Fishdom is a puzzle game developed by Playrix for Microsoft Windows, Mac OS, Nintendo DS, Nintendo 3DS, Android, iOS, and iPadOS. The game was originally launched on 19 June 2008.

== Gameplay ==

The object of the game is to solve puzzles and earn coins to set up and decorate a virtual aquarium. Using in-game currency the player is able to purchase different species of fish, decorations, and "comfort" items to make the environment more pleasant for pet fishes. Filling all of the three meter gauges measuring the progress will unlock one of the trophies: bronze, silver, or gold.
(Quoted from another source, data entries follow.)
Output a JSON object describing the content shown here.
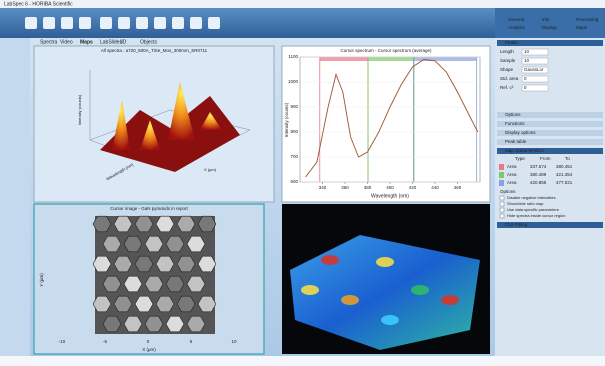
{
  "window": {
    "title": "LabSpec 6 - HORIBA Scientific"
  },
  "tabs": [
    "Spectra",
    "Video",
    "Maps",
    "LabSlides",
    "3D",
    "Objects"
  ],
  "panels": {
    "all_spectra": {
      "title": "All spectra : a720_500A_TiSe_Mos_300mm_SR0711",
      "z_label": "Intensity (counts)",
      "x_label": "X (µm)",
      "y_label": "Wavelength (nm)"
    },
    "spectrum": {
      "title": "Cursor spectrum - Cursor spectrum (average)",
      "x_label": "Wavelength (nm)",
      "y_label": "Intensity (counts)",
      "color": "#a0522d",
      "x": [
        325,
        335,
        345,
        352,
        358,
        365,
        372,
        380,
        390,
        400,
        410,
        420,
        430,
        440,
        450,
        460,
        470,
        478
      ],
      "y": [
        620,
        680,
        900,
        1030,
        960,
        780,
        700,
        720,
        800,
        900,
        990,
        1060,
        1090,
        1085,
        1040,
        960,
        870,
        800
      ],
      "xlim": [
        320,
        480
      ],
      "xticks": [
        340,
        360,
        380,
        400,
        420,
        440,
        460
      ],
      "ylim": [
        600,
        1100
      ],
      "yticks": [
        600,
        700,
        800,
        900,
        1000,
        1100
      ]
    },
    "image": {
      "title": "Cursor image - GaN pyramids in report",
      "x_label": "X (µm)",
      "y_label": "Y (µm)",
      "xticks": [
        -10,
        -5,
        0,
        5,
        10
      ]
    }
  },
  "side_panel": {
    "tabs": [
      "General",
      "Info",
      "Processing",
      "Analysis",
      "Display",
      "Maps"
    ],
    "peaks": {
      "title": "Peaks",
      "fields": [
        {
          "label": "Length",
          "value": "10"
        },
        {
          "label": "Sample",
          "value": "10"
        },
        {
          "label": "Shape",
          "value": "GaussLor"
        },
        {
          "label": "Std. area",
          "value": "0"
        },
        {
          "label": "Ref. c²",
          "value": "0"
        }
      ]
    },
    "sections": [
      "Options",
      "Functions",
      "Display options",
      "Peak table"
    ],
    "map": {
      "title": "Map characteristics",
      "columns": [
        "Type",
        "From",
        "To"
      ],
      "rows": [
        {
          "type": "Area",
          "from": 337.574,
          "to": 380.451,
          "color": "#e8788a"
        },
        {
          "type": "Area",
          "from": 380.489,
          "to": 421.354,
          "color": "#7cc86a"
        },
        {
          "type": "Area",
          "from": 420.855,
          "to": 477.021,
          "color": "#8aa0e0"
        }
      ]
    },
    "options_title": "Options",
    "options": [
      "Disable negative intensities",
      "Show/hide ratio map",
      "Use data specific parameters",
      "Hide spectra inside cursor region"
    ],
    "cls": "CLS Fitting"
  }
}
Adorned and themed tanks can be used as a smartphone screensaver.

Levels are based on a standard for "match three" mechanics: the player swaps two adjacent gems to make matches of three or more. Each of the rounds takes place on a different grid and poses a challenge to earn golden tiles by matching gems at least once over each one. Some of the tiles are locked and have a different color; to unlock them the player must match gems consecutively over multiple turns. When three or more objects are matched simultaneously, one of the bonuses appears: firecrackers, depth bombs, dynamite charges, or lightning. The puzzle board must be cleared before the player runs out of moves, otherwise the level must be repeated in order to progress further. The platform also provides mini-games, holiday-themed upgrades, pearl tournament challenges, and a 3D-simulation of a scuba mask which allows the user to dive into the deep sea. By 2019, Playrix changed the gaming model to "freemium", in which various currencies such as diamonds can also be purchased in the app.

Review scores
| Publication | Score |
|---|---|
| Gamezebo | 3.5/5 |
| Nintendo Life | 6/10 |

== Reception ==
The original game was released in 2008 for PC and was adapted for smartphones by 2015. In addition, several sequels have been launched.

Fishdom ranks among the most popular games from developer Playrix and received generally positive reviews. iParenting Media named Fishdom H2O: Hidden Odyssey one of the Greatest Video Games of 2009. According to the analytics of Sensor Tower, Fishdom was a top game in the category Puzzle&Decorate with around 15.6 million downloads in 2020. The game was ranked 16th on the annual App Store list of the best free games (8th for iPad, 19th for iPhone). According to Statista, the game was one of the ten most downloaded puzzle gaming apps as of 2021.